Web applications increasingly face evasive and polymorphic attack payloads, yet traditional web application firewalls (WAFs) based on static rule sets such as the OWASP Core Rule Set (CRS) often miss obfuscated or zero-day patterns without extensive manual tuning. This work introduces WAMM, an AI-driven multiclass web attack detection framework designed to reveal the limitations of rule-based systems by reclassifying HTTP requests into OWASP-aligned categories for a specific technology stack. WAMM applies a multi-phase enhancement pipeline to the SR-BH 2020 dataset that includes large-scale deduplication, LLM-guided relabeling, realistic attack data augmentation, and LLM-based filtering, producing three refined datasets. Four machine and deep learning models are evaluated using a unified feature space built from statistical and text-based representations. Results show that using an augmented and LLM-filtered dataset on the same technology stack, XGBoost reaches 99.59% accuracy with microsecond-level inference while deep learning models degrade under noisy augmentation. When tested against OWASP CRS using an unseen augmented dataset, WAMM achieves true positive block rates between 96 and 100% with improvements of up to 86%. These findings expose gaps in widely deployed rule-based defenses and demonstrate that curated training pipelines combined with efficient machine learning models enable a more resilient, real-time approach to web attack detection suitable for production WAF environments.

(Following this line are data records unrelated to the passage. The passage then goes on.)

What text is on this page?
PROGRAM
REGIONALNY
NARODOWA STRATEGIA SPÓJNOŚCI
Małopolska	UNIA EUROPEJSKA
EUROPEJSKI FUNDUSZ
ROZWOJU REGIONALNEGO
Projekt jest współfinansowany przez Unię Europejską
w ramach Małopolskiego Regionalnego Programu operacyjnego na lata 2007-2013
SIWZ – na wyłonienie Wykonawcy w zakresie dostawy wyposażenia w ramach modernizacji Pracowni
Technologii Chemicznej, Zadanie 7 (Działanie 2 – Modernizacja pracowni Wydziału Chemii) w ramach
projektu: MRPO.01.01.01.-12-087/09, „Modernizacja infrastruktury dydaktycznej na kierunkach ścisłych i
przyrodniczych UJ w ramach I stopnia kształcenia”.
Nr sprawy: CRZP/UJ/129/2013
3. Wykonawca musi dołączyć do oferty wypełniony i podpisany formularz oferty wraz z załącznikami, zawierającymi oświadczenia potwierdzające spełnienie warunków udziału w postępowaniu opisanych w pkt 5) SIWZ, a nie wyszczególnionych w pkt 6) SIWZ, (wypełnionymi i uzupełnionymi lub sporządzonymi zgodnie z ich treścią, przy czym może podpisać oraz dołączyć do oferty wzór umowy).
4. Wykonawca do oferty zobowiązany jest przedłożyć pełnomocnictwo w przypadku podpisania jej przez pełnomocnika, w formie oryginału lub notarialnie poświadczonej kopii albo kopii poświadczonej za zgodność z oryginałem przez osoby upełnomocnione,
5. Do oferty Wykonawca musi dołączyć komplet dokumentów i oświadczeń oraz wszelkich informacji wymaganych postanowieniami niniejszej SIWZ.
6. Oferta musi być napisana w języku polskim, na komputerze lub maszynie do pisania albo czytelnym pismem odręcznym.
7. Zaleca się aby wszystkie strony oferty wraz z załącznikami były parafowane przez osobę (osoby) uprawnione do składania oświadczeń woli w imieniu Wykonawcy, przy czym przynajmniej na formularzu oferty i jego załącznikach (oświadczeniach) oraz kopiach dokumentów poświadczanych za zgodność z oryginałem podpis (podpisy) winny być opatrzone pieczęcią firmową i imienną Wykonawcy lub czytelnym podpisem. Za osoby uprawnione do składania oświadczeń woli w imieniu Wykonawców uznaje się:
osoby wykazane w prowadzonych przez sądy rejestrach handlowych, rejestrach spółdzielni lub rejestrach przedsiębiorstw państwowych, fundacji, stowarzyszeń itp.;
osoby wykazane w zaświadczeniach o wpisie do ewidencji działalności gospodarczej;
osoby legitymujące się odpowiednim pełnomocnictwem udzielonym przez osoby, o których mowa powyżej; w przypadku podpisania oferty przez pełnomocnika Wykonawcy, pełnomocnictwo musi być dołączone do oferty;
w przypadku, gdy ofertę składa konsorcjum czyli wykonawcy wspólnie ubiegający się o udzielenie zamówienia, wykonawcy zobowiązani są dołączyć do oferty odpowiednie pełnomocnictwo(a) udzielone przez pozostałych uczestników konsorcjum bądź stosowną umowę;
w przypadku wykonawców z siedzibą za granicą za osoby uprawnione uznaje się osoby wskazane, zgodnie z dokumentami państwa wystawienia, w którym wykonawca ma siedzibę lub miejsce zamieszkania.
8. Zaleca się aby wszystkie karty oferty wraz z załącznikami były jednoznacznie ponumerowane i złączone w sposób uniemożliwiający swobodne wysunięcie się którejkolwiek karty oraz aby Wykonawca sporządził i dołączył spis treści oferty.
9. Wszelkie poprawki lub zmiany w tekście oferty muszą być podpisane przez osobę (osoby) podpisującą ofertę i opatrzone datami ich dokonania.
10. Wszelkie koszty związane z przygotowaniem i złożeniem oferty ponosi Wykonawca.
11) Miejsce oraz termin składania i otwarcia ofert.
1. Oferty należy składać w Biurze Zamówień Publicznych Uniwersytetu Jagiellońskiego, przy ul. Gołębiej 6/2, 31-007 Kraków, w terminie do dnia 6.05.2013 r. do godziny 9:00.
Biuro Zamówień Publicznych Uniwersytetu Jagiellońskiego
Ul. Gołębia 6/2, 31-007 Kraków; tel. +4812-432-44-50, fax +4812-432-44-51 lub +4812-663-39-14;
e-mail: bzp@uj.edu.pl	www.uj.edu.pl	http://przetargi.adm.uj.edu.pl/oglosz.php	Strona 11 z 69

翻译：网络应用日益面临规避性和多态性攻击载荷的威胁，然而基于静态规则集（如OWASP核心规则集CRS）的传统网络应用防火墙（WAF）往往在缺乏大量人工调优的情况下，无法识别混淆或零日攻击模式。本研究提出WAMM，一种AI驱动的多类别网络攻击检测框架，旨在通过将HTTP请求重新分类为符合OWASP标准且针对特定技术栈的类别，揭示基于规则的系统的局限性。WAMM对SR-BH 2020数据集实施多阶段增强流程，包括大规模去重、LLM引导的重新标注、真实攻击数据增强以及基于LLM的过滤，从而生成三个精炼数据集。研究使用基于统计和文本表征构建的统一特征空间，评估了四种机器学习和深度学习模型。结果表明，在同一技术栈上使用经过增强和LLM过滤的数据集时，XGBoost模型达到了99.59%的准确率且推理时间在微秒级别，而深度学习模型在噪声增强下性能下降。当使用未见过的增强数据集对OWASP CRS进行测试时，WAMM实现了96%至100%的真实阳性拦截率，提升幅度最高达86%。这些发现揭示了广泛部署的基于规则的防御体系存在的不足，并证明经过精心设计的训练流程与高效的机器学习模型相结合，能够为生产环境WAF提供一种更具弹性、实时的网络攻击检测方法。